I have no objection to paying taxes - they do help keep the national mechanism turning, after all - but when times are bad, money is tight, and the government is taking my hard-earned cash and giving it to large-scale investment banks, whose fleet of bankers make more in ten minutes than I make in three hours, I would just like a little insight into the details. However, details are just what have been missing.

In early October, Congress passed a $700 billion bailout bill authorizing the Fed to spend said amount to purchase troubled assets from struggling banks. Theoretically, doing so would have allowed the banks to borrow fresh capital, thereby jump-starting the banking and lending system. However, more than a month after the bill, unemployment is higher than ever, Wall Street continues to nosedive, recovering a little just this afternoon, and now the Fed has shifted its strategy. Did those $700 billion have any impact at all? It was as if, amidst the heightened Election excitement, the media just forgot to keep an eye out on just what the Fed had been up to. Now that the hype is over, we've turned back around to find the money gone and the economy not much better.
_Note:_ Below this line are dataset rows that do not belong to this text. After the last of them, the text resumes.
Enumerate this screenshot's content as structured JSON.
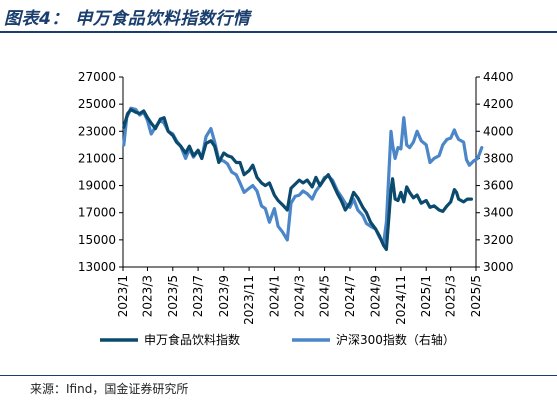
{
  "header": {
    "title": "图表4：  申万食品饮料指数行情"
  },
  "source": "来源：Ifind，国金证券研究所",
  "colors": {
    "primary": "#1a3f6e",
    "series1": "#0b4a6c",
    "series2": "#4a86c8",
    "axis": "#000000"
  },
  "chart_data": {
    "type": "line",
    "title": "",
    "xlabel": "",
    "ylabel": "",
    "x_start": "2023-01",
    "x_end": "2025-05",
    "x_tick_labels": [
      "2023/1",
      "2023/3",
      "2023/5",
      "2023/7",
      "2023/9",
      "2023/11",
      "2024/1",
      "2024/3",
      "2024/5",
      "2024/7",
      "2024/9",
      "2024/11",
      "2025/1",
      "2025/3",
      "2025/5"
    ],
    "ylim_left": [
      13000,
      27000
    ],
    "yticks_left": [
      13000,
      15000,
      17000,
      19000,
      21000,
      23000,
      25000,
      27000
    ],
    "ylim_right": [
      3000,
      4400
    ],
    "yticks_right": [
      3000,
      3200,
      3400,
      3600,
      3800,
      4000,
      4200,
      4400
    ],
    "legend_position": "bottom",
    "series": [
      {
        "name": "申万食品饮料指数",
        "axis": "left",
        "points": [
          [
            "2023-01-03",
            23300
          ],
          [
            "2023-01-12",
            24300
          ],
          [
            "2023-01-20",
            24600
          ],
          [
            "2023-02-01",
            24400
          ],
          [
            "2023-02-10",
            24300
          ],
          [
            "2023-02-20",
            24500
          ],
          [
            "2023-03-01",
            24000
          ],
          [
            "2023-03-10",
            23600
          ],
          [
            "2023-03-20",
            23200
          ],
          [
            "2023-04-01",
            23900
          ],
          [
            "2023-04-10",
            24000
          ],
          [
            "2023-04-20",
            23000
          ],
          [
            "2023-05-01",
            22700
          ],
          [
            "2023-05-10",
            22200
          ],
          [
            "2023-05-20",
            21900
          ],
          [
            "2023-06-01",
            21400
          ],
          [
            "2023-06-10",
            21900
          ],
          [
            "2023-06-20",
            21200
          ],
          [
            "2023-07-01",
            21600
          ],
          [
            "2023-07-10",
            21000
          ],
          [
            "2023-07-20",
            22100
          ],
          [
            "2023-08-01",
            22300
          ],
          [
            "2023-08-10",
            21900
          ],
          [
            "2023-08-20",
            20700
          ],
          [
            "2023-09-01",
            21400
          ],
          [
            "2023-09-10",
            21200
          ],
          [
            "2023-09-20",
            21100
          ],
          [
            "2023-10-01",
            20700
          ],
          [
            "2023-10-10",
            20700
          ],
          [
            "2023-10-20",
            19800
          ],
          [
            "2023-11-01",
            20100
          ],
          [
            "2023-11-10",
            20500
          ],
          [
            "2023-11-20",
            19600
          ],
          [
            "2023-12-01",
            19200
          ],
          [
            "2023-12-10",
            19000
          ],
          [
            "2023-12-20",
            19200
          ],
          [
            "2024-01-01",
            18300
          ],
          [
            "2024-01-10",
            17900
          ],
          [
            "2024-01-20",
            17600
          ],
          [
            "2024-02-01",
            17200
          ],
          [
            "2024-02-10",
            18800
          ],
          [
            "2024-02-20",
            19100
          ],
          [
            "2024-03-01",
            19400
          ],
          [
            "2024-03-10",
            19200
          ],
          [
            "2024-03-20",
            19400
          ],
          [
            "2024-04-01",
            18900
          ],
          [
            "2024-04-10",
            19600
          ],
          [
            "2024-04-20",
            19000
          ],
          [
            "2024-05-01",
            19500
          ],
          [
            "2024-05-10",
            19800
          ],
          [
            "2024-05-20",
            19200
          ],
          [
            "2024-06-01",
            18400
          ],
          [
            "2024-06-10",
            17900
          ],
          [
            "2024-06-20",
            17200
          ],
          [
            "2024-07-01",
            17700
          ],
          [
            "2024-07-10",
            18500
          ],
          [
            "2024-07-20",
            18100
          ],
          [
            "2024-08-01",
            17400
          ],
          [
            "2024-08-10",
            17000
          ],
          [
            "2024-08-20",
            16300
          ],
          [
            "2024-09-01",
            15800
          ],
          [
            "2024-09-10",
            15300
          ],
          [
            "2024-09-20",
            14600
          ],
          [
            "2024-09-27",
            14300
          ],
          [
            "2024-10-08",
            18700
          ],
          [
            "2024-10-12",
            19500
          ],
          [
            "2024-10-18",
            18000
          ],
          [
            "2024-10-25",
            17900
          ],
          [
            "2024-11-01",
            18500
          ],
          [
            "2024-11-08",
            17800
          ],
          [
            "2024-11-15",
            18900
          ],
          [
            "2024-11-22",
            18500
          ],
          [
            "2024-12-01",
            18100
          ],
          [
            "2024-12-10",
            18300
          ],
          [
            "2024-12-20",
            17700
          ],
          [
            "2025-01-01",
            17900
          ],
          [
            "2025-01-10",
            17400
          ],
          [
            "2025-01-20",
            17500
          ],
          [
            "2025-02-01",
            17200
          ],
          [
            "2025-02-10",
            17100
          ],
          [
            "2025-02-20",
            17500
          ],
          [
            "2025-03-01",
            17800
          ],
          [
            "2025-03-10",
            18700
          ],
          [
            "2025-03-15",
            18500
          ],
          [
            "2025-03-20",
            18000
          ],
          [
            "2025-04-01",
            17800
          ],
          [
            "2025-04-10",
            18000
          ],
          [
            "2025-04-20",
            18000
          ]
        ]
      },
      {
        "name": "沪深300指数（右轴）",
        "axis": "right",
        "points": [
          [
            "2023-01-03",
            3900
          ],
          [
            "2023-01-10",
            4100
          ],
          [
            "2023-01-20",
            4170
          ],
          [
            "2023-02-01",
            4160
          ],
          [
            "2023-02-10",
            4120
          ],
          [
            "2023-02-20",
            4140
          ],
          [
            "2023-03-01",
            4080
          ],
          [
            "2023-03-10",
            3980
          ],
          [
            "2023-03-20",
            4030
          ],
          [
            "2023-04-01",
            4080
          ],
          [
            "2023-04-10",
            4060
          ],
          [
            "2023-04-20",
            4000
          ],
          [
            "2023-05-01",
            3980
          ],
          [
            "2023-05-10",
            3930
          ],
          [
            "2023-05-20",
            3890
          ],
          [
            "2023-06-01",
            3800
          ],
          [
            "2023-06-10",
            3870
          ],
          [
            "2023-06-20",
            3810
          ],
          [
            "2023-07-01",
            3860
          ],
          [
            "2023-07-10",
            3800
          ],
          [
            "2023-07-20",
            3960
          ],
          [
            "2023-08-01",
            4020
          ],
          [
            "2023-08-10",
            3920
          ],
          [
            "2023-08-20",
            3790
          ],
          [
            "2023-09-01",
            3780
          ],
          [
            "2023-09-10",
            3760
          ],
          [
            "2023-09-20",
            3700
          ],
          [
            "2023-10-01",
            3680
          ],
          [
            "2023-10-10",
            3620
          ],
          [
            "2023-10-20",
            3550
          ],
          [
            "2023-11-01",
            3580
          ],
          [
            "2023-11-10",
            3600
          ],
          [
            "2023-11-20",
            3560
          ],
          [
            "2023-12-01",
            3450
          ],
          [
            "2023-12-10",
            3430
          ],
          [
            "2023-12-20",
            3330
          ],
          [
            "2024-01-01",
            3430
          ],
          [
            "2024-01-10",
            3300
          ],
          [
            "2024-01-20",
            3260
          ],
          [
            "2024-02-01",
            3200
          ],
          [
            "2024-02-10",
            3470
          ],
          [
            "2024-02-20",
            3520
          ],
          [
            "2024-03-01",
            3530
          ],
          [
            "2024-03-10",
            3560
          ],
          [
            "2024-03-20",
            3540
          ],
          [
            "2024-04-01",
            3500
          ],
          [
            "2024-04-10",
            3560
          ],
          [
            "2024-04-20",
            3600
          ],
          [
            "2024-05-01",
            3660
          ],
          [
            "2024-05-10",
            3670
          ],
          [
            "2024-05-20",
            3640
          ],
          [
            "2024-06-01",
            3560
          ],
          [
            "2024-06-10",
            3520
          ],
          [
            "2024-06-20",
            3470
          ],
          [
            "2024-07-01",
            3440
          ],
          [
            "2024-07-10",
            3500
          ],
          [
            "2024-07-20",
            3420
          ],
          [
            "2024-08-01",
            3380
          ],
          [
            "2024-08-10",
            3320
          ],
          [
            "2024-08-20",
            3300
          ],
          [
            "2024-09-01",
            3280
          ],
          [
            "2024-09-10",
            3220
          ],
          [
            "2024-09-20",
            3170
          ],
          [
            "2024-09-27",
            3330
          ],
          [
            "2024-10-08",
            4000
          ],
          [
            "2024-10-12",
            3900
          ],
          [
            "2024-10-18",
            3800
          ],
          [
            "2024-10-25",
            3880
          ],
          [
            "2024-11-01",
            3870
          ],
          [
            "2024-11-08",
            4100
          ],
          [
            "2024-11-15",
            3900
          ],
          [
            "2024-11-22",
            3880
          ],
          [
            "2024-12-01",
            3920
          ],
          [
            "2024-12-10",
            4000
          ],
          [
            "2024-12-20",
            3930
          ],
          [
            "2025-01-01",
            3900
          ],
          [
            "2025-01-10",
            3770
          ],
          [
            "2025-01-20",
            3800
          ],
          [
            "2025-02-01",
            3820
          ],
          [
            "2025-02-10",
            3900
          ],
          [
            "2025-02-20",
            3940
          ],
          [
            "2025-03-01",
            3950
          ],
          [
            "2025-03-10",
            4010
          ],
          [
            "2025-03-15",
            3970
          ],
          [
            "2025-03-20",
            3940
          ],
          [
            "2025-04-01",
            3920
          ],
          [
            "2025-04-08",
            3790
          ],
          [
            "2025-04-15",
            3750
          ],
          [
            "2025-04-25",
            3780
          ],
          [
            "2025-05-05",
            3800
          ],
          [
            "2025-05-15",
            3880
          ]
        ]
      }
    ]
  }
}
Now I understand that this bailout bill is, and was never intended to be, the end-all solve-all of the financial crisis. This economic turmoil will undoubtedly continue to swallow the economy at home and abroad for a while, and I can only hope that it blows over in the next year or so before I leave the fuzzy comforts of college and head out to join the working masses. What frustrates me, though, is when I feel like my tax money is going to waste. At a time when fear and uncertainty are what lie at the core of the problem, muddled bureaucratic dealings certainly do not help the situation. Tell us straight up what is going on - a little (or a lot) more transparency may go a long way.